Altersgerechtes Bauen weiter fördern

Altersgerechtes Bauen weiter fördern

Große Koalition will neues KfW-Programm auflegen – Experte: Schweiz als Vorbild

Nur etwa ein Prozent der Wohnungen in Deutschland sind nach Angaben des Bundesministeriums für Verkehr, Bau und Stadtentwicklung altersgerecht. Der Bedarf – auch mit Blick auf den demografischen Wandel der Gesellschaft – liegt weit höher. Kurzfristig würden 2,5 Millionen Wohnungen, bis 2020 drei Millionen gebraucht. Vor diesem Hintergrund begrüßt Diplom-Ingenieur Marco Gedert, Experte für barrierefreies Bauen und Wohnen und Geschäftsführer des Portals barrierefrei.de, die Pläne der großen Koalition, zukünftig altersgerechtes Bauen mit einem neuen KfW-Förderprogramm zu unterstützen. „Mit dem demografischen Wandel verhält es sich ähnlich wie mit dem Klimawandel: Fast jeder denkt, das betrifft andere zuerst. Es gibt zwar ein diffuses Gefühl einer Bedrohungslage, aber man schiebt es gern zur Seite. Wenn der Pflegefall eintritt, ist es dann oft zu spät“, weiß Gedert aus seinem Beratungsalltag. Ohne Förderung und finanzielle Anreize werde es nicht gelingen, den immensen Bedarf an altersgerechtem Wohnraum für die Zukunft zu decken.

Barrierefreiheit gesetzlich verankern, fordert Fachmann Marco Gedert

Mit der Neudefinition des Begriff der Pflegebedürftigkeit und der Besserstellung von Demenzkranken in der Pflegeversicherung sowie dem Bekenntnis dazu, ältere Menschen auch mit technischen Anlagen, finanziert über die Pflegeversicherung, dabei zu unterstützen, im Alter in ihrem Zuhause bleiben zu können, gehe die große Koalition in die richtige Richtung. Wer jedoch eine inklusive Gesellschaft erreichen wolle, müsse Barrierefreiheit umfassend umsetzen und die Missachtung auch sanktionieren. Beispiel, weiß Marco Gedert, könne hierfür die Schweiz sein. Auch wenn das Land die UN-Behindertenrechtskonvention nicht ratifiziert habe, setze man hier auf eine Verpflichtung zum barrierefreien Bauen: „In unserem Nachbarland sind nicht nur staatliche Institutionen sondern auch Anbieter privater Dienstleitungen per Gesetz dazu verpflichtet, bei Neu- und Umbauten einen barrierefreien Zugang im Rahmen der Verhältnismäßigkeit zu gewährleisten. So wird sichergestellt, dass Barrierefreiheit dort gegeben ist, wo das Leben stattfindet.“

Nach dem Schweizer Modell findet das Behindertengleichstellungsgesetz Anwendung bei Neu- und Umbauten von öffentlich zugänglichen Gebäuden, Bauten mit mehr als 50 Arbeitsplätzen sowie bei  Wohnbauten mit mehr als acht – in einigen Kantonen sogar ab vier oder sechs Wohneinheiten. Mit öffentlich zugänglichen Bauten sind explizit sämtliche Bauten, die Publikumsverkehr aufweisen gemeint, wie zum Beispiel Restaurants, Arztpraxen, Kinos oder Theater.

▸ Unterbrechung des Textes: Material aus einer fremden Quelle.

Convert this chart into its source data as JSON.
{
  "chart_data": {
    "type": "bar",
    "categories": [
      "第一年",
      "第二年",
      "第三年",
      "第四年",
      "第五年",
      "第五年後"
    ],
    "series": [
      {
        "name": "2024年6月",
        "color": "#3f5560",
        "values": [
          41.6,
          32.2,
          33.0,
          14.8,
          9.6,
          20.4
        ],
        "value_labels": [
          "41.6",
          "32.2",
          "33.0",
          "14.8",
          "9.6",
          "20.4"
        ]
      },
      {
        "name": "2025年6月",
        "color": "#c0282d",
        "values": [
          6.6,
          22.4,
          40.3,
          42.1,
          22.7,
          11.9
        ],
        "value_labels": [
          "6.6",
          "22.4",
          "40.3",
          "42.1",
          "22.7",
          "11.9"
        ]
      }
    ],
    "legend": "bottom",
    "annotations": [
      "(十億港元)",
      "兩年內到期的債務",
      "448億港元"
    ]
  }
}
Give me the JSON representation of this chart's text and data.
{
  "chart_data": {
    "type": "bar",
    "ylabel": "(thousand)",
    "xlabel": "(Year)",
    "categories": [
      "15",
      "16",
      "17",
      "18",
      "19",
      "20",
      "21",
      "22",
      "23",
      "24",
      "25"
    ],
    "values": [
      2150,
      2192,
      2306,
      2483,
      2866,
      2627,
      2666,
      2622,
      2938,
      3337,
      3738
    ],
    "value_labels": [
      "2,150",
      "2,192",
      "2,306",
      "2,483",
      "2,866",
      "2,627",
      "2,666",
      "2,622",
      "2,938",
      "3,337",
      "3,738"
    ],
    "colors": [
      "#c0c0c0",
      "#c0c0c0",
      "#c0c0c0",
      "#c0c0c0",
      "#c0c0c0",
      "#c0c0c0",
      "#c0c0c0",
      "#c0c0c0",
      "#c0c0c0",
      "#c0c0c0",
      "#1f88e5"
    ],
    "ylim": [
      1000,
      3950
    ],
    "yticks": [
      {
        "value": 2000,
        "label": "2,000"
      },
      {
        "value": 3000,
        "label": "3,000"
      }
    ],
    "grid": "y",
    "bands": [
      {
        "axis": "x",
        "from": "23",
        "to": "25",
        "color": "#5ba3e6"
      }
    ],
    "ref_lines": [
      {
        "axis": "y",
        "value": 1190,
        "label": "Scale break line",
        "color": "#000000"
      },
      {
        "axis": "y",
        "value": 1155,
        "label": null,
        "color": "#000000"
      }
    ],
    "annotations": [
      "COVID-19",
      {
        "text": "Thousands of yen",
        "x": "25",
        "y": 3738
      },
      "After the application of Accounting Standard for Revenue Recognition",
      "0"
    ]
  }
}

„Wo Deutschland auf freiwilliges privates Engagement und Förderung setzt, fordern die Schweizer Barrierefreiheit ein und verfolgen das Prinzip einer präventiven Sanktionierung durch ein Netz von Beratungsstellen, die schon im Vorfeld eines Bauantrags helfen, Bauvorhaben so zu gestalten, dass sie im Einklang mit dem Behindertengleichstellungsgesetz stehen.“ Nach Angaben der Schweizerischen Fachstelle für Behindertengerechtes Bauen werde so sichergestellt, dass von im Schnitt 7000 genehmigungspflichtigen Bauten mit Publikumsverkehr in der Schweiz etwa 3000 pro Jahr barrierefrei ausgebaut werden. Das ist fast die Hälfte. Ein Bewusstsein für barrierefreie Baugestaltung sei mittlerweile in dem Land weit verbreitet.